With the deficit and national debt so important to their base, McConnell and Cornyn hoped that all 45 Republican Senators could vote against raising the debt ceiling. Such a breakdown would still allow the U.S to raise the debt ceiling and avoid financial disaster (something for which the GOP would certainly take the blame), while sending a message that Republicans oppose the Democrats’ alleged out of control spending.
But Ted Cruz, a Tea Party favourite, had other plans. The Texas senator announced he would filibuster the bill, meaning the Senate would now need 60 votes to raise the debt ceiling. Cruz pushed his fellow Republicans between a rock and a hard place, forcing them to vote with the Democrats to raise the debt ceiling.
Unable to garner enough support from other Republicans in Senate, McConnell and Cornyn took the fall themselves, voting to raise the debt ceiling. Now, the two leading Republicans, who are facing tough primary elections from candidates painting them as weak on Republican issues, just became weaker.
This has been a common trend for the Republican Party. Traditional conservatives, a coalition that focuses on the economy and defense more than social issues, have faced an increasing number of attacks from Cruz, the Tea Party, and conservative think tanks like the Heritage Foundation.
Ted Cruz [pictured below] thinks he is standing up for what he believes in and championing sound economic policy. In reality he is pushing the Republican Party further to the right, and making them increasingly irrelevant in national politics. In hijacking the Republican party, he and his allies have been the best thing that ever happened to the Democrats.
But slowly, it appears he may be helping (moderate) Republicans as well.
Cruz’s engineered government shutdown last October was the nadir of the modern Republican Party. Americans suddenly saw the conservative branch as divisive and petty, willing to sacrifice thousands of jobs and economic security to challenge Obamacare, a policy that had already been confirmed by both houses of Congress, the Supreme Court, and the American people in the 2012 election. John Boehner, Speaker of the House, appeared incapable of leading an increasingly divided party, one that no longer knew what it stood for. Boehner later admitted that the shutdown was “a very predictable disaster, and the sooner we got it over with, the better.”
Cruz, for his part, remains devoted to the approach, but has faced vitriol and harsh rhetoric from some of his party members. In the aftermath of such a boneheaded political strategy, Boehner’s apology and the Republican Party’s anger with Cruz appeared at best too-little-too-late, at worst two-faced.

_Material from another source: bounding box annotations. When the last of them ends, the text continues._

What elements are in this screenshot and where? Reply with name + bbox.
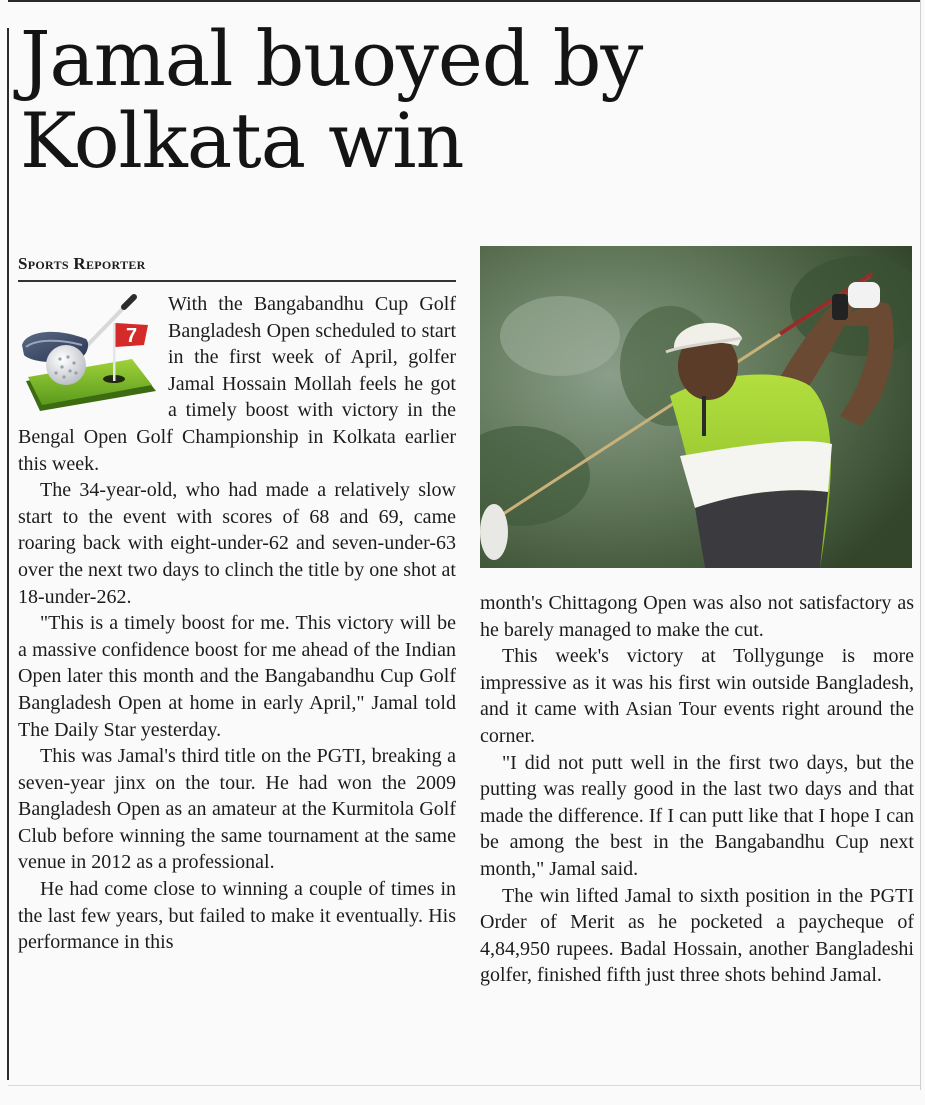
page-top-border [8, 0, 920, 2]
article-column-left [18, 291, 456, 1081]
paragraph-3: "This is a timely boost for me. This victory will be a massive confidence boost for me ahead of the Indian Open later this month and the Bangabandhu Cup Golf Bangladesh Open at home in early April," Jamal told The Daily Star yesterday. [18, 612, 456, 741]
golf-icon [18, 293, 160, 417]
byline-divider [18, 280, 456, 282]
paragraph-8: "I did not putt well in the first two days, but the putting was really good in the last two days and that made the difference. If I can putt like that I hope I can be among the best in the Bangabandhu Cup next month," Jamal said. [480, 751, 914, 880]
headline-line-2: Kolkata win [20, 96, 464, 185]
paragraph-9: The win lifted Jamal to sixth position in the PGTI Order of Merit as he pocketed a paycheque of 4,84,950 rupees. Badal Hossain, another Bangladeshi golfer, finished fifth just three shots behind Jamal. [480, 884, 914, 987]
headline-line-1: Jamal buoyed by [20, 14, 643, 103]
article-column-right [480, 590, 914, 1080]
paragraph-5: He had come close to winning a couple of times in the last few years, but failed to make it eventually. His performance in this [18, 878, 456, 954]
flag-number: 7 [126, 325, 138, 347]
page-bottom-border [8, 1085, 920, 1086]
byline: Sports Reporter [18, 254, 146, 273]
paragraph-2: The 34-year-old, who had made a relatively slow start to the event with scores of 68 and 69, came roaring back with eight-under-62 and seven-under-63 over the next two days to clinch the title by one shot at 18-under-262. [18, 479, 456, 608]
golfer-photo [480, 246, 912, 568]
paragraph-1: With the Bangabandhu Cup Golf Bangladesh Open scheduled to start in the first week of April, golfer Jamal Hossain Mollah feels he got a timely boost with victory in the Bengal Open Golf Championship in Kolkata earlier this week. [18, 293, 456, 475]
paragraph-4: This was Jamal's third title on the PGTI, breaking a seven-year jinx on the tour. He had won the 2009 Bangladesh Open as an amateur at the Kurmitola Golf Club before winning the same tournament at the same venue in 2012 as a professional. [18, 745, 456, 874]
page-right-border [920, 0, 921, 1090]
page-left-border [7, 28, 9, 1080]
paragraph-6: month's Chittagong Open was also not satisfactory as he barely managed to make the cut. [480, 592, 914, 641]
paragraph-7: This week's victory at Tollygunge is more impressive as it was his first win outside Bangladesh, and it came with Asian Tour events right around the corner. [480, 645, 914, 747]
headline [20, 14, 910, 185]
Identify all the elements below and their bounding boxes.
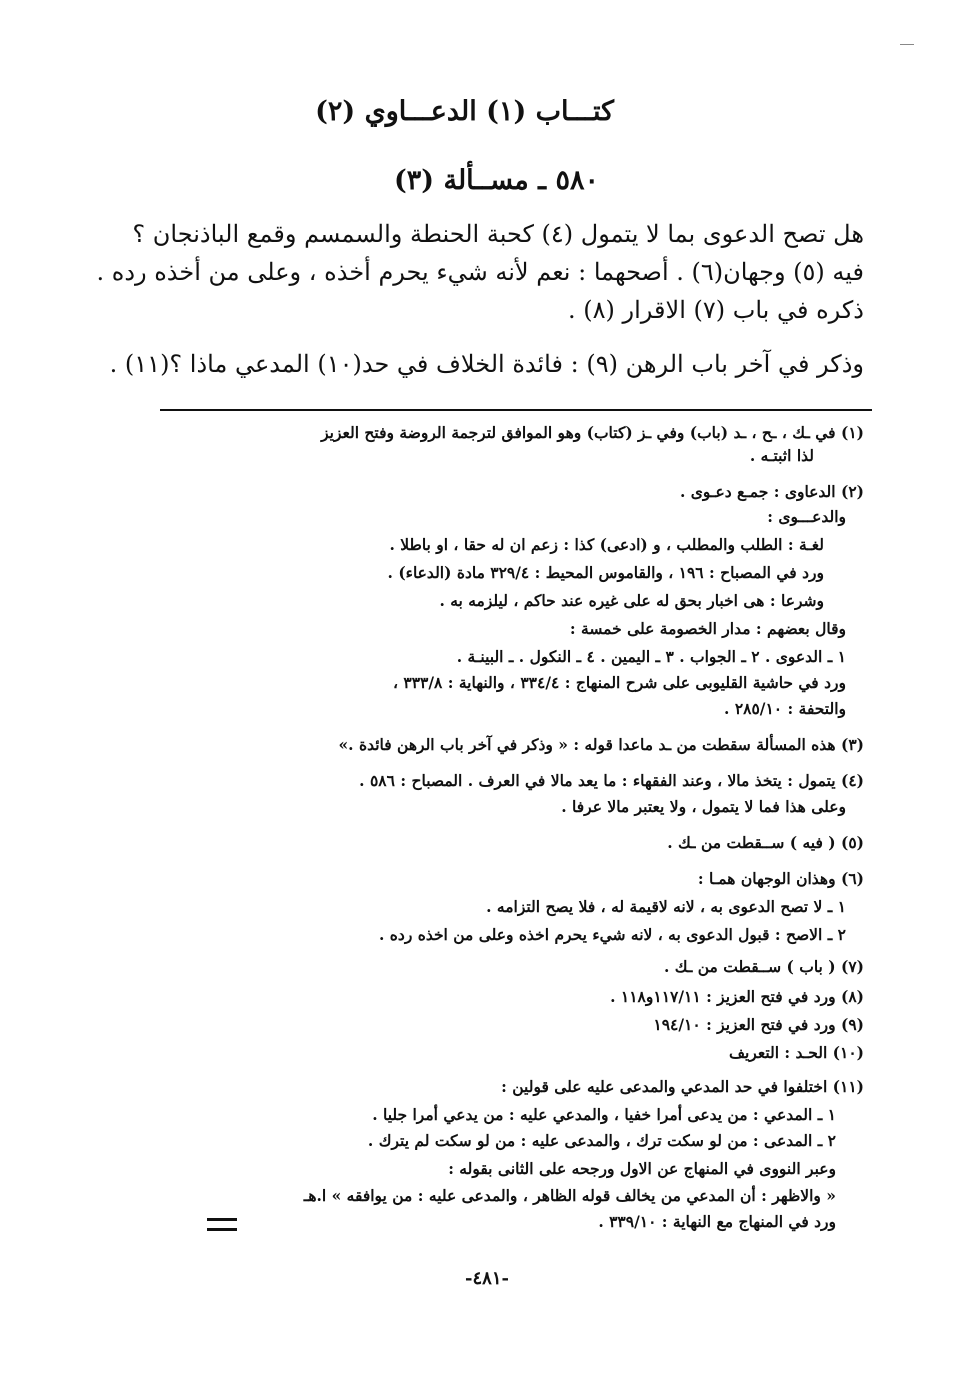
footnote-line: ٢ ـ المدعى : من لو سكت ترك ، والمدعى عليه : من لو سكت لم يترك .	[367, 1131, 836, 1150]
issue-heading: ٥٨٠ ـ مســألة (٣)	[394, 165, 599, 196]
body-line: وذكر في آخر باب الرهن (٩) : فائدة الخلاف في حد(١٠) المدعي ماذا ؟(١١) .	[109, 350, 864, 378]
footnote-line: ٢ ـ الاصح : قبول الدعوى به ، لانه شيء يحرم اخذه وعلى من اخذه رده .	[379, 925, 846, 944]
footnote-line: (٨) ورد في فتح العزيز : ١١٧/١١و١١٨ .	[610, 987, 864, 1006]
footnote-line: والدعـــوى :	[767, 507, 846, 526]
footnote-line: (٤) يتمول : يتخذ مالا ، وعند الفقهاء : ما يعد مالا في العرف . المصباح : ٥٨٦ .	[359, 771, 864, 790]
footnote-line: ورد في المنهاج مع النهاية : ٣٣٩/١٠ .	[598, 1212, 836, 1231]
footnote-line: ١ ـ المدعي : من يدعى أمرا خفيا ، والمدعي عليه : من يدعي أمرا جليا .	[372, 1105, 836, 1124]
footnote-line: وعبر النووى في المنهاج عن الاول ورجحه على الثانى بقوله :	[448, 1159, 836, 1178]
footnote-line: (٩) ورد في فتح العزيز : ١٩٤/١٠	[653, 1015, 864, 1034]
end-mark	[207, 1218, 237, 1231]
chapter-title: كتـــاب (١) الدعـــاوي (٢)	[315, 96, 614, 127]
footnote-line: ورد في حاشية القليوبى على شرح المنهاج : ٣٣٤/٤ ، والنهاية : ٣٣٣/٨ ،	[392, 673, 846, 692]
footnote-line: والتحفة : ٢٨٥/١٠ .	[724, 699, 846, 718]
footnote-line: « والاظهر : أن المدعي من يخالف قوله الظاهر ، والمدعى عليه : من يوافقه » ا.هـ	[303, 1186, 836, 1205]
body-line: هل تصح الدعوى بما لا يتمول (٤) كحبة الحنطة والسمسم وقمع الباذنجان ؟	[132, 220, 864, 248]
footnote-line: (٣) هذه المسألة سقطت من ـد ماعدا قوله : « وذكر في آخر باب الرهن فائدة .»	[338, 735, 864, 754]
footnote-line: (١١) اختلفوا في حد المدعي والمدعى عليه على قولين :	[501, 1077, 864, 1096]
footnote-line: (٧) ( باب ) ســقطت من ـك .	[663, 957, 864, 976]
page-number: -٤٨١-	[465, 1268, 509, 1289]
body-line: فيه (٥) وجهان(٦) . أصحهما : نعم لأنه شيء يحرم أخذه ، وعلى من أخذه رده .	[96, 258, 864, 286]
footnote-line: وقال بعضهم : مدار الخصومة على خمسة :	[569, 619, 846, 638]
footnote-line: وشرعا : هى اخبار بحق له على غيره عند حاكم ، ليلزمه به .	[439, 591, 824, 610]
footnote-line: (٥) ( فيه ) ســقطت من ـك .	[667, 833, 864, 852]
footnote-line: ١ ـ الدعوى . ٢ ـ الجواب . ٣ ـ اليمين . ٤ ـ النكول . ـ البينـة .	[456, 647, 846, 666]
body-line: ذكره في باب (٧) الاقرار (٨) .	[568, 296, 864, 324]
footnote-line: لغـة : الطلب والمطلب ، و (ادعى) كذا : زعم ان له حقا ، او باطلا .	[389, 535, 824, 554]
footnote-line: ورد في المصباح : ١٩٦ ، والقاموس المحيط : ٣٢٩/٤ مادة (الدعاء) .	[387, 563, 824, 582]
corner-mark	[900, 44, 914, 45]
footnote-line: (٦) وهذان الوجهان همـا :	[697, 869, 864, 888]
footnote-line: (١) في ـك ، ـح ، ـد (باب) وفي ـز (كتاب) وهو الموافق لترجمة الروضة وفتح العزيز	[321, 423, 864, 442]
footnote-line: ١ ـ لا تصح الدعوى به ، لانه لاقيمة له ، فلا يصح التزامه .	[486, 897, 846, 916]
footnote-separator	[160, 409, 872, 411]
footnote-line: وعلى هذا فما لا يتمول ، ولا يعتبر مالا عرفا .	[561, 797, 846, 816]
footnote-line: (١٠) الحـد : التعريف	[728, 1043, 864, 1062]
footnote-line: (٢) الدعاوى : جمـع دعـوى .	[679, 482, 864, 501]
footnote-line: لذا اثبتـه .	[749, 446, 814, 465]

What is clear from these comments, however, is that the Republican Party is at a crossroads, poised to tilt either further toward the Tea Party’s extremist neo-conservatism, or back towards a more balanced, economic-based approach to conservatism. So far the result has to be promising – if you’re a conservative in any classic sense of the term.
In December, Boehner urged party members to support the bipartisan Murray-Ryan budget plan, which had faced staunch opposition from conservative groups who saw the bill as an out of control spending boost, and a victory for the Democrats. When asked about groups like Heritage, the Club for Growth, and others that opposed the budget, Boehner lashed out, “You mean the groups that came out and opposed it before they ever saw it?” Boehner asked. “They are using our members and they’re using the American people for their own goals. This is ridiculous.”
It took long enough, but Boehner finally seems to have grown a backbone. At the very least, he now understands the damage that such extreme politics will have on the GOP. Boehner, as well as much of Republican Party, is stuck between a rock and a hard place right now. The primary system in the U.S forces candidates to pander to their base, which, in the case of the Republicans, has moved further to the right. When Boehner, or McConnell, or Cornyn defy the Heritage Foundation or right-wing funders like the Koch Brothers, they risk adding fuel to the fire they will face in the primaries.
Even if they emerge as the victor in the primaries, they are burnt in the general election. The “independent” may be a dying breed in the U.S, but even to a moderate Republican, Cruz and his allies are extreme. The Republican leadership has played along with this strategy for too long. They’ve tried to toe the line between appealing to the extreme right and appealing to the American people.
But by legitimizing severely right-wing tactics, the GOP created a monster, one that will come back to haunt them in the 2014 and 2016 elections. To swing groups like the growing Hispanic population or Independents, the recent conservative party has been unrecognizable.
In that sense, the government shutdown may be the best thing to happen to the Republican Party in years. It has forced moderate conservatives to finally look in the mirror. And they didn’t like what they saw.